Para reanudar la tarea, esperó que el disco de la luna fuera perfecto. 
Luego, en la tarde, se purificó en las aguas del río, adoró los dioses 
planetarios, pronunció las sílabas lícitas de un nombre poderoso y durmió. 

Casi inmediatamente, soñó con un corazón que latía.
Lo soñó activo, caluroso, secreto, del grandor de un puño cerrado, 
color granate en la penumbra de un cuerpo humano aun sin cara 
ni sexo; con minucioso amor lo soñó, durante 14 lúcidas noches. 

Cada noche, lo percibía con mayor vivencia. No lo tocaba: 
se limitaba a atestiguarlo, a observarlo, tal vez a corregirlo 
con la mirada. Lo percibía, lo vivía, desde muchas distancias 
y muchos ángulos. La noche catorceava rozó la arteria pulmonar 
con el índice y luego todo el corazón, desde afuera y adentro. 
El examen lo satisfizo. Deliberadamente no soñó durante una noche: 
luego retomó el corazón, invocó el nombre de un planeta y 
emprendió la visión de otro de los órganos principales. 
Antes de un año llegó al esqueleto, a los párpados. El pelo 
innumerable fue tal vez la tarea más difícil. Soñó un hombre íntegro, 
un mancebo, pero éste no se incorporaba ni hablaba ni podía 
abrir los ojos. Noche tras noche, el hombre lo soñaba dormido.

En las cosmogonías gnósticas, los demiurgos amasan 
un rojo Adán que no logra  ponerse de pie; tan inhábil, rudo 
y elemental como ese Adán de polvo, era el Adán de sueño que las 
noches del mago habían fabricado. 
Una tarde, el hombre casi destruyó toda su obra, 
pero se arrepintió. (Más le hubiera valido destruirla.) 

 Agotados los votos a los númenes de la tierra y del río, se arrojó a 
los pies de la efigie que tal vez era un tigre y tal vez un potro, 
e imploró su desconocido socorro. Ese crepúsculo, soñó 
con la estatua. La soñó viva, trémula: no era un atroz bastardo 
de tigre y potro, sino a la vez esas dos criaturas vehementes
y también un toro, una rosa, una tempestad. 

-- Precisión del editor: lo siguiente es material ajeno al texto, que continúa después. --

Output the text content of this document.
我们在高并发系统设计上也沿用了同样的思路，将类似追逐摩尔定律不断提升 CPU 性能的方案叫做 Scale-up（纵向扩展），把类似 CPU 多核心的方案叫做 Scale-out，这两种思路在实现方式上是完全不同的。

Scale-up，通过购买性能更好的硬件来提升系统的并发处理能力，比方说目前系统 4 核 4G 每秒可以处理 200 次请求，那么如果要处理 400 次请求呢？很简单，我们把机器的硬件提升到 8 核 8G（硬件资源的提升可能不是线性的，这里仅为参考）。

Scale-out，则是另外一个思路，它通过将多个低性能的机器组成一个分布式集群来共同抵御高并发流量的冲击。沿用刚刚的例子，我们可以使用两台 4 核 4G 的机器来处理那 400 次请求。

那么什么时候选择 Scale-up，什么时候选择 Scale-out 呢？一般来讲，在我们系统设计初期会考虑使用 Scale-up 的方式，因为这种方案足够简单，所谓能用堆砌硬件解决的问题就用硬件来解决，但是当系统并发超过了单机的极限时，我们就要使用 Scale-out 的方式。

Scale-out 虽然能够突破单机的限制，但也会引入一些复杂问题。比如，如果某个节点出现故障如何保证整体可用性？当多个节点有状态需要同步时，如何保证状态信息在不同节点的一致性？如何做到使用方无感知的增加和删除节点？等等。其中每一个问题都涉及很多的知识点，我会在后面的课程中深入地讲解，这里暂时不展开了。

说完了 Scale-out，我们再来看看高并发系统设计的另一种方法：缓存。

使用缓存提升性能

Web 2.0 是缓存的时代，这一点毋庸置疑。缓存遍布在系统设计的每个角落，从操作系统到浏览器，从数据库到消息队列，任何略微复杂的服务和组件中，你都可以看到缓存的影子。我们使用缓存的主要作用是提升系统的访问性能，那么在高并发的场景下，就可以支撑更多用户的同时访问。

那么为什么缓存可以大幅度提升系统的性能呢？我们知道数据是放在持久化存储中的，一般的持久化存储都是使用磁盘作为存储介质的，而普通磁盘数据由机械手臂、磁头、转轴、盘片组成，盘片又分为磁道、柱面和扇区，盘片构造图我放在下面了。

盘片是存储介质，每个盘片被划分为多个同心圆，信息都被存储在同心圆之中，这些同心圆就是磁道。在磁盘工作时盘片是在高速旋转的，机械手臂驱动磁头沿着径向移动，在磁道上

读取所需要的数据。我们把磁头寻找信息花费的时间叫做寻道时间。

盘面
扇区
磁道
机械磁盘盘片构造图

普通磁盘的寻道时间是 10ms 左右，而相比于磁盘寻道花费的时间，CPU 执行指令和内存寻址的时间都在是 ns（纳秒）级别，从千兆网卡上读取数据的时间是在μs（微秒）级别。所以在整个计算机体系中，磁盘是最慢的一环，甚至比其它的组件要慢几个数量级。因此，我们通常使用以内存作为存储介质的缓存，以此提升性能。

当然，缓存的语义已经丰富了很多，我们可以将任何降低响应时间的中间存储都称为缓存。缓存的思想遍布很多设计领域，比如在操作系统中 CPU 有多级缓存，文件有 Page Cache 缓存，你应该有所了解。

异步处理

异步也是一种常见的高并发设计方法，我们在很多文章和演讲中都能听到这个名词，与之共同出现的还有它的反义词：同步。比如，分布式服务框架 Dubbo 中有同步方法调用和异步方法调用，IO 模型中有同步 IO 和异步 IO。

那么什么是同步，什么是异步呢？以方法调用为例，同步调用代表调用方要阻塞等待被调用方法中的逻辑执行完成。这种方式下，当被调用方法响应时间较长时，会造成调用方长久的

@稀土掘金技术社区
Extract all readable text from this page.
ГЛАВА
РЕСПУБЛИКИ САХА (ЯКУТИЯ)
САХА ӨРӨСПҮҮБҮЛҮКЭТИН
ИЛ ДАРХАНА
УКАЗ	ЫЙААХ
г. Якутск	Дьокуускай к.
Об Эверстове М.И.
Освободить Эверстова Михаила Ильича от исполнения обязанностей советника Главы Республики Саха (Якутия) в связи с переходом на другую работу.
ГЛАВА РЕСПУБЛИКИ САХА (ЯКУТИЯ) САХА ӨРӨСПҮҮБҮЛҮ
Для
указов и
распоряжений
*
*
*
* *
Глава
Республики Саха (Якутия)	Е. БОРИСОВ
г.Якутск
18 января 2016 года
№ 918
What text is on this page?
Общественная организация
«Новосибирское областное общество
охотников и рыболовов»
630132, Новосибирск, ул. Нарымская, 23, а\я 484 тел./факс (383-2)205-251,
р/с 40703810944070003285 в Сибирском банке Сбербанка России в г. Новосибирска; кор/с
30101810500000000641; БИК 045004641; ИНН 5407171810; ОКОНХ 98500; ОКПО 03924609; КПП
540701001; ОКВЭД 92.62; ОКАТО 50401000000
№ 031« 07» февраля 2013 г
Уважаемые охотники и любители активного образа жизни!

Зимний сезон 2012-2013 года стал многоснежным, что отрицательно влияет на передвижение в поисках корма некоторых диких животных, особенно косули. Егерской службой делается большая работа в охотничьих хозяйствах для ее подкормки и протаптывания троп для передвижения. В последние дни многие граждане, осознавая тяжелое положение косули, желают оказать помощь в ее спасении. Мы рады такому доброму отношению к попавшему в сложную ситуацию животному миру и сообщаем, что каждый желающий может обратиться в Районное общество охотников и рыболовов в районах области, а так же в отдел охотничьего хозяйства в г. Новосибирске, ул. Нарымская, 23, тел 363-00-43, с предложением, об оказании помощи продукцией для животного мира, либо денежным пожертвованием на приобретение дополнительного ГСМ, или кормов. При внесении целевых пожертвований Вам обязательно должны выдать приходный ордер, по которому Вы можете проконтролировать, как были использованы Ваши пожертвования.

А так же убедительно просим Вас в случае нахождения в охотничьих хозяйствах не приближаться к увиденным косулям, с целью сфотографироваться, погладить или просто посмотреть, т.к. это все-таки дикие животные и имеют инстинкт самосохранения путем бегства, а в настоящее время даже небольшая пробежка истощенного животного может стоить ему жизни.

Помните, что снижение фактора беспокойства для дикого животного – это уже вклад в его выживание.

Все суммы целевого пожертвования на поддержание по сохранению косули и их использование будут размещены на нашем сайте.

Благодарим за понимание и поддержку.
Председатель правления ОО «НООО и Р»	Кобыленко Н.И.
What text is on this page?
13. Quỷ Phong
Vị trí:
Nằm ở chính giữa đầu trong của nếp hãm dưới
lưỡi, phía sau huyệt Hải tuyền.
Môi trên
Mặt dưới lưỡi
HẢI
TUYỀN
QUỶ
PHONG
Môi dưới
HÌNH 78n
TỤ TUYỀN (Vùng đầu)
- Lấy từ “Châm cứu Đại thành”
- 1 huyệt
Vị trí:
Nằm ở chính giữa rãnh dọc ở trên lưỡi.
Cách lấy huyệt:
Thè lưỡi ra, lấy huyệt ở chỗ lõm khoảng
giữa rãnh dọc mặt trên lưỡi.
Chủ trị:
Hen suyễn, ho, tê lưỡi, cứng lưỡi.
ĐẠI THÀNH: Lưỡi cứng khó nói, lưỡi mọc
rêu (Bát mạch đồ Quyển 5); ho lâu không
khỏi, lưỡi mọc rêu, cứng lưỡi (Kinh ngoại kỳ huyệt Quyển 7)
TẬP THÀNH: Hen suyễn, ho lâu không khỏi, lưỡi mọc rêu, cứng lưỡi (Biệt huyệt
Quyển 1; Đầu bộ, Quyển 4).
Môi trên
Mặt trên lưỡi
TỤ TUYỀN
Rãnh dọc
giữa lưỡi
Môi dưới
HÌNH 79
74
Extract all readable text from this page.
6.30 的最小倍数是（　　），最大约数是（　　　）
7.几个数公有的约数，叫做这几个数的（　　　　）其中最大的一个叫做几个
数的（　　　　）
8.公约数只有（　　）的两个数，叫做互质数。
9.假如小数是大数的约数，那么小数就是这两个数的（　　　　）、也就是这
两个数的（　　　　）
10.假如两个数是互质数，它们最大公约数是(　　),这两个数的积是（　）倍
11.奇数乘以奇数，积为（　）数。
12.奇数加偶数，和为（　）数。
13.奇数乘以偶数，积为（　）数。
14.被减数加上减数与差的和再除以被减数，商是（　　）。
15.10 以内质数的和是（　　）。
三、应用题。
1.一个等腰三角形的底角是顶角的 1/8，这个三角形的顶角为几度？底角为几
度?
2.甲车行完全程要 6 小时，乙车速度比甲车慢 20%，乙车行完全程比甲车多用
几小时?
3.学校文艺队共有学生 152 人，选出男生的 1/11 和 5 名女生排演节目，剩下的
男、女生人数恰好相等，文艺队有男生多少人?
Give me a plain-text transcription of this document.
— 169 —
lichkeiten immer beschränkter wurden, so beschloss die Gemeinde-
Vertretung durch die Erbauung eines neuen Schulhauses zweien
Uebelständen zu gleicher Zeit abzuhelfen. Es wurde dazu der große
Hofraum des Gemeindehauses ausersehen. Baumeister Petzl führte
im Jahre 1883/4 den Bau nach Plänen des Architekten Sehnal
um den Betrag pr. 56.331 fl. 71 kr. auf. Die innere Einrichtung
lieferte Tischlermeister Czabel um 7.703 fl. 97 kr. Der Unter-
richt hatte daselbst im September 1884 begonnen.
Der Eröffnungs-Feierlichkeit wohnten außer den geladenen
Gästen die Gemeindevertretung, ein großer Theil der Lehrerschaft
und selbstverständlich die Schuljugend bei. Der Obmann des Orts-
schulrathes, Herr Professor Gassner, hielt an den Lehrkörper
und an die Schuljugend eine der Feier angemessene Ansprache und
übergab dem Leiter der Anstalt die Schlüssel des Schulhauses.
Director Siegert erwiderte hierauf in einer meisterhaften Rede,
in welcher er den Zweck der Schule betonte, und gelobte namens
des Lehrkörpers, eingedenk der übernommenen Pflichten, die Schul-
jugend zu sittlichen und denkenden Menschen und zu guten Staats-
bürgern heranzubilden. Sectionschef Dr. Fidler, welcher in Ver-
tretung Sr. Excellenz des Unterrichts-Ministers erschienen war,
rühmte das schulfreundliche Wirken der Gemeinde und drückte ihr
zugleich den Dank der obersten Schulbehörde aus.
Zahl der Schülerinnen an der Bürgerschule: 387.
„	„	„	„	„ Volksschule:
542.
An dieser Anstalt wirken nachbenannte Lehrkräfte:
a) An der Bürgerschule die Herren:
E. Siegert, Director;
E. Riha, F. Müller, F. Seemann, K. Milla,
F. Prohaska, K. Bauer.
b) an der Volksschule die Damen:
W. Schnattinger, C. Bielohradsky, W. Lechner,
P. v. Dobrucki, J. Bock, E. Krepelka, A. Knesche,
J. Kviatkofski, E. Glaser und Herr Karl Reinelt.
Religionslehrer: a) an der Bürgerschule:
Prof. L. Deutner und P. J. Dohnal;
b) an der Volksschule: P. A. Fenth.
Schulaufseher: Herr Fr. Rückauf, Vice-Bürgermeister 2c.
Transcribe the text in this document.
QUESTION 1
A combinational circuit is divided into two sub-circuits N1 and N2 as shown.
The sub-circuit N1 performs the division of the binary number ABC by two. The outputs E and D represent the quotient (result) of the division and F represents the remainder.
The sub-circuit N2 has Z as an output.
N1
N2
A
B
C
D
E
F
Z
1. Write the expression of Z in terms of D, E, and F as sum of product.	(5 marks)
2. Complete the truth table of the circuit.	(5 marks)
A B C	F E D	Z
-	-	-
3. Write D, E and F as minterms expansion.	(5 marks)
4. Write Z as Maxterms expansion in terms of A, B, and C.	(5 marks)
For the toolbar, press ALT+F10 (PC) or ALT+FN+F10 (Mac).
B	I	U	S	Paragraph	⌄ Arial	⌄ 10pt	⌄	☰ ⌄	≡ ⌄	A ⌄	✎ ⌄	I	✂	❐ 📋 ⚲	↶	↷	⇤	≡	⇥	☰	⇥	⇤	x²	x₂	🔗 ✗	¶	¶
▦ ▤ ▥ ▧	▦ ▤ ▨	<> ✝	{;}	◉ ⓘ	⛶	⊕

Ese múltiple dios le reveló que su nombre terrenal era Fuego,
que en ese templo circular (y en otros iguales) le habían rendido 
sacrificios y culto y que mágicamente animaría al fantasma soñado, 
de suerte que todas las Criaturas excepto el Fuego mismo 
y el soñador, lo pensaran un hombre de carne y hueso. 
Le ordenó que una vez instruido en los ritos, lo enviara 
al otro templo despedazado cuyas pirámides 
persisten aguas abajo, para que alguna voz lo glorificara 
en aquel edificio desierto. 

En el sueño del hombre que soñaba, el soñado se despertó.
El mago ejecutó esas órdenes. Consagró un plazo (que finalmente 
abarcó dos años) a descubrirle los arcanos 
del universo y del culto del fuego. 

Intimamente, le dolía apartarse de él. Con el pretexto 
de la necesidad pedagógica dilataba cada día las horas dedicadas 
al sueño. También rehizo el hombro derecho, acaso deficiente. 

A veces, lo inquietaba una impresión de que ya todo eso había 
acontecido... En general, sus días eran felices; al cerrar los ojos 
pensaba: «Ahora estaré con mi hijo». O, más raramente: 
«El hijo que he engendrado me espera y no existirá si no voy».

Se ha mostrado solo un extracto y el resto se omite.